Dr. Yardeni’s zinger…

(6) In other words, the Europeans want to grow, but they don’t want to grow up. They want to play accounting and other games. The unruly crowd is ignoring the sensible, but stern admonishments of Frau Merkel. She might have to cut off their allowance. As the WSJ notes today: “By next month, Athens must identify €11.5 billion, or $15 billion, in fresh spending cuts or face suspension of the international loans it needs to pay pensions and run schools. If it doesn't get the money, it would eventually have to print its own.”

Europe’s wonderland is really a psychological alter ego problem.

Such delusions of grandeur have been premised on what the great Ludwig von Mises called as the Santa Claus principle—the misconception of the existence of the inexhaustible fund which political authorities can draw upon.

Unfortunately economic reality will prove to be a bitter medicine to swallow and would pose as rude awakening for the incorrigible utopians for three reasons.

As Professor Mises explained (bold highlights mine)

First: Restrictive measures always restrict output and the amount of goods available for consumption.
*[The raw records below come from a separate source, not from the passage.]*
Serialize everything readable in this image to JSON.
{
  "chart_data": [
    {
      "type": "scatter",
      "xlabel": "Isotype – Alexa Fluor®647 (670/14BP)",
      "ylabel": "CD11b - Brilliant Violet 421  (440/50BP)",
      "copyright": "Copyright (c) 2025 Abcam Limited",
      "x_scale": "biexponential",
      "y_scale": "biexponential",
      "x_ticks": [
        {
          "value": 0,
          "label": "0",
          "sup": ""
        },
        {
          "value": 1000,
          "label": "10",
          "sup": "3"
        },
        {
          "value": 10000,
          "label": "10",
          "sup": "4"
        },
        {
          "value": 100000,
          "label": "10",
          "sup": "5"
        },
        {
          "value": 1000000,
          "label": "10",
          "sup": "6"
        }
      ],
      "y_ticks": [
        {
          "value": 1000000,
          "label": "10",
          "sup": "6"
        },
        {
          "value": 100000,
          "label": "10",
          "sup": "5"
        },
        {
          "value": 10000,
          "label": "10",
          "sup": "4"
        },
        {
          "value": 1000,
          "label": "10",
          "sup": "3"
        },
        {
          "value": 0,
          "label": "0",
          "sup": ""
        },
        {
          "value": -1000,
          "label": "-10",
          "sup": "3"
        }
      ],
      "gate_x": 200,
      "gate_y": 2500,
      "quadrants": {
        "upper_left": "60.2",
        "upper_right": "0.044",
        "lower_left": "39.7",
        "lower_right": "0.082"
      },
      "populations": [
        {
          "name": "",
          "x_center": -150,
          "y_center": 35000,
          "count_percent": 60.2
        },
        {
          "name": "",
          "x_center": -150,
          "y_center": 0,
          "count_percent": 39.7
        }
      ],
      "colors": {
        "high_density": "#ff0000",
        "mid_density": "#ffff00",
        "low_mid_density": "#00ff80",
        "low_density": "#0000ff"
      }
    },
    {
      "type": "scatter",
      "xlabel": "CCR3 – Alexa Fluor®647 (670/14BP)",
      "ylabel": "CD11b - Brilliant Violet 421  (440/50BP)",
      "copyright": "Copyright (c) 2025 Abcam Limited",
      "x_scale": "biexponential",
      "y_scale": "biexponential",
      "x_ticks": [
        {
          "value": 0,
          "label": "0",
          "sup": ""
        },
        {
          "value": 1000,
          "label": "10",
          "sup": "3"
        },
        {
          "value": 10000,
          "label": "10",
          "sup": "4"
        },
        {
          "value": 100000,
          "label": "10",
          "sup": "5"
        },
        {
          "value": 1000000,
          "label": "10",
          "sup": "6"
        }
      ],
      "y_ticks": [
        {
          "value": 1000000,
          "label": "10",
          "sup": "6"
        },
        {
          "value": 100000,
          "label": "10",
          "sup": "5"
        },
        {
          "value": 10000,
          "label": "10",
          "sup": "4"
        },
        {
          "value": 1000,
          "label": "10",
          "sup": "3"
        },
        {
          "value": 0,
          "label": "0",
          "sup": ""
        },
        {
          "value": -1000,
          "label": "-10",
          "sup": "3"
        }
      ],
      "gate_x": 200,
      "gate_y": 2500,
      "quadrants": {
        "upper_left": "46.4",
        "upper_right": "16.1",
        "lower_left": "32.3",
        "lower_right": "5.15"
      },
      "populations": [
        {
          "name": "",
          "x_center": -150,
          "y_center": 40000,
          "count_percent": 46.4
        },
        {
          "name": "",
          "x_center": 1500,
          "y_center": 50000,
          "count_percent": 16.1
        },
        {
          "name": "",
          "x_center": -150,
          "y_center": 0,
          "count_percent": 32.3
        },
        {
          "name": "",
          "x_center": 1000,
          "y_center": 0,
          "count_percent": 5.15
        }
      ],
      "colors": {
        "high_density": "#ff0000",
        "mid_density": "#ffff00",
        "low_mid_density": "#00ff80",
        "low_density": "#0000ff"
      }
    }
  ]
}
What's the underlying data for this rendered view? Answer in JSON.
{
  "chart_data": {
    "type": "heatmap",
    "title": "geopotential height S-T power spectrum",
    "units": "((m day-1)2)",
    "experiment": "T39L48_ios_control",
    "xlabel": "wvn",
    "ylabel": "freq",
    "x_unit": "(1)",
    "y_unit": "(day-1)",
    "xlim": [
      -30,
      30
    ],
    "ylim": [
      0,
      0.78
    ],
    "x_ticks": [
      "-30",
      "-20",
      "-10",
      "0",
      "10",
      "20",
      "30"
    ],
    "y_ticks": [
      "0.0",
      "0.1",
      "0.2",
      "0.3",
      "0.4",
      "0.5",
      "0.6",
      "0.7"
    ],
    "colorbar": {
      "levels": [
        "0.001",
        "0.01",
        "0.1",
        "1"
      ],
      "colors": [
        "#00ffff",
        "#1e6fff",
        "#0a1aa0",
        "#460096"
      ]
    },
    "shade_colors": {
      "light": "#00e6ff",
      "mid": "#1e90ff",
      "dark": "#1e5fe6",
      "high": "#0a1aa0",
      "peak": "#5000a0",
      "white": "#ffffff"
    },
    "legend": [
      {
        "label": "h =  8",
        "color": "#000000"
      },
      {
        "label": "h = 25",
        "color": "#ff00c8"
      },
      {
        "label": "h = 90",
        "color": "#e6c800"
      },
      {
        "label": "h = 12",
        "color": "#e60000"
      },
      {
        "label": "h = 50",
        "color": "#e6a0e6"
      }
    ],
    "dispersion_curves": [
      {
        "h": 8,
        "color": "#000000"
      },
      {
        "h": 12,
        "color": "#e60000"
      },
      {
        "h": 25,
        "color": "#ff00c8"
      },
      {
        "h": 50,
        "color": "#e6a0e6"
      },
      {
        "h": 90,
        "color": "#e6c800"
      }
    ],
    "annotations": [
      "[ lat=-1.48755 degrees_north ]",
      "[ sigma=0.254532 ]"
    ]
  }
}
Whatever arguments may be advanced in favor of definite restrictions and prohibitions, such measures in themselves can never constitute a system of social production.

Second: All varieties of interference with the market phenomena not only fail to achieve the ends aimed at by their authors and supporters but bring about a state of affairs which — from the point of view of their authors' and advocates' valuations — is less desirable than the previous state of affairs which they were designed to alter. If one wants to correct their manifest unsuitableness and preposterousness by supplementing the first acts of intervention with more and more of such acts, one must go further and further until the market economy has been entirely destroyed and socialism has been substituted for it.

Third: Interventionism aims at confiscating the "surplus" of one part of the population and at giving it to the other part. Once this surplus is exhausted by total confiscation, a further continuation of this policy is impossible.

The pressures seen in the financial markets have mainly been symptomatic of the ventilation of economic reality against utopian fantasies. And fighting against reality will mean more sufferings.

Europe’s Santa Claus fund is in the process of self-liquidation.